Fluorescence detection - influence of solvent

[Veronika R. Meyer]

For educational purposes I am interested in an example of a HPLC separation with distinct influence of eluent impurities on fluorescence. Does anybody have knowledge of a (quantitative) analysis that was affected by impurities or oxygen in the mobile phase? I.e. a less pure solvent gave poor results whereas the same solvent of better quality worked fine? "Affected" could mean that the fluorescence response factor of a certain analyte depends on the solvent purity or the occurence of additional peaks.
Veronika R. Meyer

[Uwe Neue]

I don't have an example, and it might be tough to find one. Usually, one would do a calibration curve with the same mobile phase as the sample is run in, and then the suppression effect cancels (or better, it would show up only by comparing calibration curves obtained in different mobile phases, which is not a common thing to do).

[HW Mueller]

Yesterday I almost started typing something that would have been essentially the same as that what Uwe said. Then I thought that someone might have bodged something and have an example by accident. Also, I wanted to look at my stuff to at least find an example of different fluorescence yields due to different mobile phases. Unfortunatly, nothing was dug up within reasonable time, though I am certain that I have examples. Now, photochemistry books are full of examples of quenching, certainly you can find a compound that is quenched by a second one that you put in your mobile phase. Usually, polar solvents also quench fluorescence better than non-polar solvents, so increasing the H20 % can lower fluorescence (that´s what I looked for this morning).
One more thing: A potential quencher which is separated sufficiently from your fluoreszing analyte will not be able to quench (a "dirt" peak separated from analyte can not interfere with the fluorescence of the analyte).

[Kostas Petritis]

Veronika,

I will try to give you an example but first of all let me tell you that fluorescence quencing has been used a lot for indirect fluorescence detection and below I give some relevant references. Now if you want a hypothetical example (I do not have a real one) let's say that you are trying to analyse L-tryptophan by fluorescence detection. Now if your mobile phase contains Cu(II) as an impurity that would affect the quantitation of Tryptophan as the fluorescence of the complex Cu(L-Trp) is quenced. In my above example I assume a non constant concentration of Cu (i.e. I guess that if the concentration of Cu would be the same all the time then you would have affected your sensitivity but maybe you could still be quantitative -although difficult to validate-).
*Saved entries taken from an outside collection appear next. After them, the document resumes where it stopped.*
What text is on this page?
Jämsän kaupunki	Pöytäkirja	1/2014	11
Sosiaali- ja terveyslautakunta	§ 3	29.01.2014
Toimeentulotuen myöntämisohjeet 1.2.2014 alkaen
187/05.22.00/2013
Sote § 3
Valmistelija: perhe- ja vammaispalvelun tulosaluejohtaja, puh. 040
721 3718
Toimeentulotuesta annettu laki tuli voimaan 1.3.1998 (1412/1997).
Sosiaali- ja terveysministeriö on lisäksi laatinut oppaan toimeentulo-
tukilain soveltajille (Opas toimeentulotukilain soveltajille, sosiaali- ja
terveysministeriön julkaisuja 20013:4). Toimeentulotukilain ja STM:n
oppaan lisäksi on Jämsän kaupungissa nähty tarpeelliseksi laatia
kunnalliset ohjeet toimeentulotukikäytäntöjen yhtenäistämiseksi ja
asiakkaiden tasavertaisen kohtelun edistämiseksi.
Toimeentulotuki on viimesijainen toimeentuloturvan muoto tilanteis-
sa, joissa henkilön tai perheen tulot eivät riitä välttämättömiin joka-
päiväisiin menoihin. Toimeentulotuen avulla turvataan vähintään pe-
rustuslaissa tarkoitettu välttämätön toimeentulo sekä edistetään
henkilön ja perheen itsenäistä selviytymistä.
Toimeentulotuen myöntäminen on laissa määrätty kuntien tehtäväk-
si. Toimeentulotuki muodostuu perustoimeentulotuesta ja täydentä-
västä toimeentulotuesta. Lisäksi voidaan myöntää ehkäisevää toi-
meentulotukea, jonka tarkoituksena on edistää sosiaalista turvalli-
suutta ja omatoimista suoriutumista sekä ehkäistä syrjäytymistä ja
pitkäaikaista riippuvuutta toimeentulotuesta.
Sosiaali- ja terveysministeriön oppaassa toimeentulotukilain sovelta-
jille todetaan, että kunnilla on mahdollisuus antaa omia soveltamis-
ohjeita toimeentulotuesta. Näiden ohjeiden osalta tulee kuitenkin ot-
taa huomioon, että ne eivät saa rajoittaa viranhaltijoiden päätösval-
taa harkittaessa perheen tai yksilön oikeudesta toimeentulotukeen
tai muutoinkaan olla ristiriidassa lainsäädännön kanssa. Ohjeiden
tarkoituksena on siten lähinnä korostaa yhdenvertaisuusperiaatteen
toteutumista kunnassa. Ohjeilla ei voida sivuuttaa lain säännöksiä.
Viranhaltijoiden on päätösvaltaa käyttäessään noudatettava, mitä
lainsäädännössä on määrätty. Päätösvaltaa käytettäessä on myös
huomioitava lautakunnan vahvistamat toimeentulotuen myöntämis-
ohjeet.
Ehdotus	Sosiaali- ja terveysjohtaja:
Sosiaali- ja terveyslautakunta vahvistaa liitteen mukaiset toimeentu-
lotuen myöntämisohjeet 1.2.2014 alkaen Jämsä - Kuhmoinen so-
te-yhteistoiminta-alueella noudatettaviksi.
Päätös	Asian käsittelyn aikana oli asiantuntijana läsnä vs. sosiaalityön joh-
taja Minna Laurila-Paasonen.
Is this the kind of example you wanted?

Title: Indirect detection of halide ions via fluorescence quenching of quinine sulfate in microcolumn ion chromatography
Author(s): Takeuchi T, Sumida J
Source: ANALYTICAL SCIENCES 20 (6): 983-985 JUN 2004

Title: Fluorescence quenching as an indirect detection method for nitrated explosives
Author(s): Goodpaster JV, McGuffin VL
Source: ANALYTICAL CHEMISTRY 73 (9): 2004-2011 MAY 1 2001

[tom jupille]

Also, ff you want to go back a quarter-century:

Bakalyar, Bradley, & Honganen, J. Chromatog., 158 (1978) 277.

or, if you have a copy, a very nice figure from that paper is reprinted in Dolan and Snyders' 1989 Troubleshooting LC Systems book on page 144.

[shirishpatel]

YA absolutely right what you are facing can be observed .

It can be due to flowcell of the FLD detector , with the use of the buffer and all flowcell performance slowly demises and your reponses also changes .

i prefer that you could inject impurity standard everyday for analysis . so there can not be confusion of change of responses .Using RRF with the method of FLD is going to give your surely a wrong results

[AdrianF]

I have done work with polyaromatic hydrocarbons eg Fluoranthene, the fluorescence is strongly influenced by oxygen. The only way I could get consistent results was to constantly degas the mobile phase with high purity helium. Flourescence was significantly less without degassing.